George Zimmerman appeared in court on April 12, after turning himself in for the Feb. 26 shooting death of 17-year-old Trayvon Martin. Florida State Attorney Angela Corey announced April 11 that George Zimmerman would face second-degree murder charges.
Zimmerman’s new attorney, Mark O’Mara, asked for bond and asked the court to seal records containing personal information about witnesses, CNN reported. His lawyers had previously announced that they were resigning from the case over lack of contact with him.
Zimmerman is expected to plead not guilty at his arraignment in May.
Corey spoke of her duty to uphold the Constitution, both for crime victims and defendants. She said the prosecutorial team did not decide to file charges because of the public outcry. “Let me emphasize that we do not prosecute by pressure or petition,” she said.
She added that she did not intend to answer many questions about the case, to make sure that it is tried properly.

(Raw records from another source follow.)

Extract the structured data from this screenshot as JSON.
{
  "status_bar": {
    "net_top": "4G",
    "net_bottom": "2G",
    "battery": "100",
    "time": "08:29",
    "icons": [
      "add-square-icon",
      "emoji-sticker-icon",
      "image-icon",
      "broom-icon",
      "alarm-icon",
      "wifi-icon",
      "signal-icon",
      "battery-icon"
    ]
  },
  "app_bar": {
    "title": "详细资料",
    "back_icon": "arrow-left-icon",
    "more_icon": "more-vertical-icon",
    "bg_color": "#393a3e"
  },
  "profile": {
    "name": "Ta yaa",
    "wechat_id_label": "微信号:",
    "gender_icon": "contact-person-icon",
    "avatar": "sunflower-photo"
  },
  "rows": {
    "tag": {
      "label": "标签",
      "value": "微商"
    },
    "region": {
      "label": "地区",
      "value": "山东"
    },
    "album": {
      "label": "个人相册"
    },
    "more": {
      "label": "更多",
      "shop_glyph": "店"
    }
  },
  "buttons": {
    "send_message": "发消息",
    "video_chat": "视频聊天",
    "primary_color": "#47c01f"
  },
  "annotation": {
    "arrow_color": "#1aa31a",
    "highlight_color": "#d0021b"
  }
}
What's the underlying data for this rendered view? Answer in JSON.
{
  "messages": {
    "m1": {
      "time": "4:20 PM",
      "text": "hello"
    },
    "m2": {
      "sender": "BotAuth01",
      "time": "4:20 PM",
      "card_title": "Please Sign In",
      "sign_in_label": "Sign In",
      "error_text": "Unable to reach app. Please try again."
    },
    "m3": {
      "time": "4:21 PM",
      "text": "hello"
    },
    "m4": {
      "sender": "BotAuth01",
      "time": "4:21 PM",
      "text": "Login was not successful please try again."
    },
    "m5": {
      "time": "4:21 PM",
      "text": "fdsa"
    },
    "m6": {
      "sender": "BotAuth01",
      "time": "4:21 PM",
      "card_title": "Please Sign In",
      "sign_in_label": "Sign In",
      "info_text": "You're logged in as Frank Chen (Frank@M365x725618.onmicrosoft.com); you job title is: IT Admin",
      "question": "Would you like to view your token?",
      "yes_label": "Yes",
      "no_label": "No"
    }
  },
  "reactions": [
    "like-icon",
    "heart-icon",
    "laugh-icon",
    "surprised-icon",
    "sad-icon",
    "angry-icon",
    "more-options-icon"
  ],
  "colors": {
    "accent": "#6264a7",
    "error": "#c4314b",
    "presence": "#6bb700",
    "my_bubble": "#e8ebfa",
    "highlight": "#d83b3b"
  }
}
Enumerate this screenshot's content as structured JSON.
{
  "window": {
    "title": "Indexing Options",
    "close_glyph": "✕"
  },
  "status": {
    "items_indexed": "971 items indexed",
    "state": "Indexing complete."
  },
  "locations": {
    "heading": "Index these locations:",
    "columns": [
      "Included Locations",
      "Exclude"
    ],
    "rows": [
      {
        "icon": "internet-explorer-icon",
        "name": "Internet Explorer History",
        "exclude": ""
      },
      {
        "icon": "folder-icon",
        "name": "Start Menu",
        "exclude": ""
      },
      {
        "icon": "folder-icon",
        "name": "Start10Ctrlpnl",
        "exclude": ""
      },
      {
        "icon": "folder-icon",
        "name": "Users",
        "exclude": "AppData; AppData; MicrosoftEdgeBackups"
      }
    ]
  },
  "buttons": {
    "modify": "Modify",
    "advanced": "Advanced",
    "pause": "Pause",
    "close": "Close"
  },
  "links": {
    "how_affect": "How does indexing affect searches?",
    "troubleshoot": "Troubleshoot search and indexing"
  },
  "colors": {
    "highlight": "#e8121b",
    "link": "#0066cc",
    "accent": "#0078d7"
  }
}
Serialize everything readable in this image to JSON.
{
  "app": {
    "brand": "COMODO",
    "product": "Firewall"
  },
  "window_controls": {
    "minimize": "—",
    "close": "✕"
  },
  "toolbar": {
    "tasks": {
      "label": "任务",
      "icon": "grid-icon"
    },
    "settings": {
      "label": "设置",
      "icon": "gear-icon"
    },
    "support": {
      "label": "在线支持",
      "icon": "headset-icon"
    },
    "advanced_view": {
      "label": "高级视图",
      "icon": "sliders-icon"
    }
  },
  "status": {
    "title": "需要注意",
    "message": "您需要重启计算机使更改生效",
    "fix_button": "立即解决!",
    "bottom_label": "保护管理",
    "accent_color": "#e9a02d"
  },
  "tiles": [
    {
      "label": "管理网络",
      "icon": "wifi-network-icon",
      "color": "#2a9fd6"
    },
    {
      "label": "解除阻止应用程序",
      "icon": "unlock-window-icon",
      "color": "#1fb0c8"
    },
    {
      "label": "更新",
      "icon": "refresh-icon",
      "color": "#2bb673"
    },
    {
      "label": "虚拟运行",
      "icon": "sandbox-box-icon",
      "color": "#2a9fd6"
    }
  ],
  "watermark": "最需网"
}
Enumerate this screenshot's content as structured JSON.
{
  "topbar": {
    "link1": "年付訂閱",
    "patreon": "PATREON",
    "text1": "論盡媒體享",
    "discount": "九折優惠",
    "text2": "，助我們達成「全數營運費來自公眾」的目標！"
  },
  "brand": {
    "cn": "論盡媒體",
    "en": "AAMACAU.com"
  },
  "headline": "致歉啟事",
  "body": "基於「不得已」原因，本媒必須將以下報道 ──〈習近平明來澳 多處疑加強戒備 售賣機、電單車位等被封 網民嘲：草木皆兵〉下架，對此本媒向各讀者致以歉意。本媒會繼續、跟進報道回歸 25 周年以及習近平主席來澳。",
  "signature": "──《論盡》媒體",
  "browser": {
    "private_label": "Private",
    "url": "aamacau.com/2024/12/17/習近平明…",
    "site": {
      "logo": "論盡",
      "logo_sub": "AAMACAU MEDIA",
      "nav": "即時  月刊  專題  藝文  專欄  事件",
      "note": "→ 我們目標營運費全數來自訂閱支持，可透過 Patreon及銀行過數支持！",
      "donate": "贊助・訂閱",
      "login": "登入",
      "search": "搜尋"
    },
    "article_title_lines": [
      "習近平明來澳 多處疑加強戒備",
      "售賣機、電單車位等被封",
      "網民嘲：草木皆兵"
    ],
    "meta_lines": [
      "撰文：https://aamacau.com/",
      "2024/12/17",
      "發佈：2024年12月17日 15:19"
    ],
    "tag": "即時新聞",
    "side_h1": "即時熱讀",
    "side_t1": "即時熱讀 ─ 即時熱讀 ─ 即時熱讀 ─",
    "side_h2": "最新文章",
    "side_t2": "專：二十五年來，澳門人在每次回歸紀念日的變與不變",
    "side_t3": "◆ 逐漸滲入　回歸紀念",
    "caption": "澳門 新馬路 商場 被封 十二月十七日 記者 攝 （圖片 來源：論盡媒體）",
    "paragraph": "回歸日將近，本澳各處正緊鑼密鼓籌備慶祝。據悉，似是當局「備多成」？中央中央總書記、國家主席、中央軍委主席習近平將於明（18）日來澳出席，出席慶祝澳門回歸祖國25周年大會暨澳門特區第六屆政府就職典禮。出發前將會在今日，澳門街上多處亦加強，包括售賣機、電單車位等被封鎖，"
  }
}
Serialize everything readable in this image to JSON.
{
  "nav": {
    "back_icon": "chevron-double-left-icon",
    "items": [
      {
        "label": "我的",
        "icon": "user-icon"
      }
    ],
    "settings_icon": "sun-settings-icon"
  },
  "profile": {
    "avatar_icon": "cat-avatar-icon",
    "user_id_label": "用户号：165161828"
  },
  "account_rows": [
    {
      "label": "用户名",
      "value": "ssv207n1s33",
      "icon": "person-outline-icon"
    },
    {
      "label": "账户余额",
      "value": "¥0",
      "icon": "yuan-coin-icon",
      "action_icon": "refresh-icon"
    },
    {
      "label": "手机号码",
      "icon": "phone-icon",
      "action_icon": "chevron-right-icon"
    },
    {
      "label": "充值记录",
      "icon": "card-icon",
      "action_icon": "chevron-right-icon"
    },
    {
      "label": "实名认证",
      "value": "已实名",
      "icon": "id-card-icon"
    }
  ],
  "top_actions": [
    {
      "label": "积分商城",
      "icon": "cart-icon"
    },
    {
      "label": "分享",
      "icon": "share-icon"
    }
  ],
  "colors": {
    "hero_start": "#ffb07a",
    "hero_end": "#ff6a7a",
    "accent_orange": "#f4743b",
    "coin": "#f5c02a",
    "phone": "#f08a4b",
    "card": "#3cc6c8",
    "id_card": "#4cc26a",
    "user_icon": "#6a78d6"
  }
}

“I want to stress we also took an oath to protect the due process rights of any person whom we charge with a crime. Our oath will be upheld for our victim, Trayvon Martin, and for the man responsible for his death, George Zimmerman,” Corey said in a speech later published on her official website.
NAACP President Benjamin Jealous said he thought the local police department should be investigated for their handing of the matter. He said in a statement, “For the NAACP, this case has always been about the rule of law. We are encouraged by today’s charges, but we know that this is just the beginning. We anticipate and expect a thorough federal investigation of the Sanford Police Department and its role in exacerbating this tragedy.”
“We are still devastated by the loss of our son Trayvon Martin, and nothing can bring him back. But today, we are heartened to tell you that justice may finally be served for Trayvon,” said Martin’s parents, Sybrina Fulton and Tracy Martin, in a joint statement published on Change.org, which carried a petition asking that Zimmerman be charged. “We are so much closer to justice with the decision to bring charges against our son’s killer.”
Corey said she called Martin’s parents before she announced the charges. Her team had promised “those sweet parents we would get answers to all of their questions, no matter where our quest for the truth led us. … It is the search for justice for Trayvon that has brought us to this night.”
In the lead-up to Zimmerman’s arrest, rallies, petitions, and media coverage around the country had expressed outrage that Zimmerman, who told police he shot the unarmed Martin in self-defense during a struggle, was not charged the night of the shooting. A 911 call he made saying that Martin appeared to be acting suspiciously included the operator telling Zimmerman not to follow Martin.
On March 22, Sanford Chief of Police Bill Lee stepped down in response to public anger over how police handled the case. Congressman Bobby Rush, (D-Ill.) was thrown off the House floor when he donned a hoodie to honor Martin.
Martin was black and Zimmerman, a neighborhood watch volunteer, has been described in reports as a “white Hispanic.” Martin, wearing a hoodie, was returning to his father’s house from the store after buying Skittles and tea. Zimmerman had followed the victim over what he described as suspicious behavior.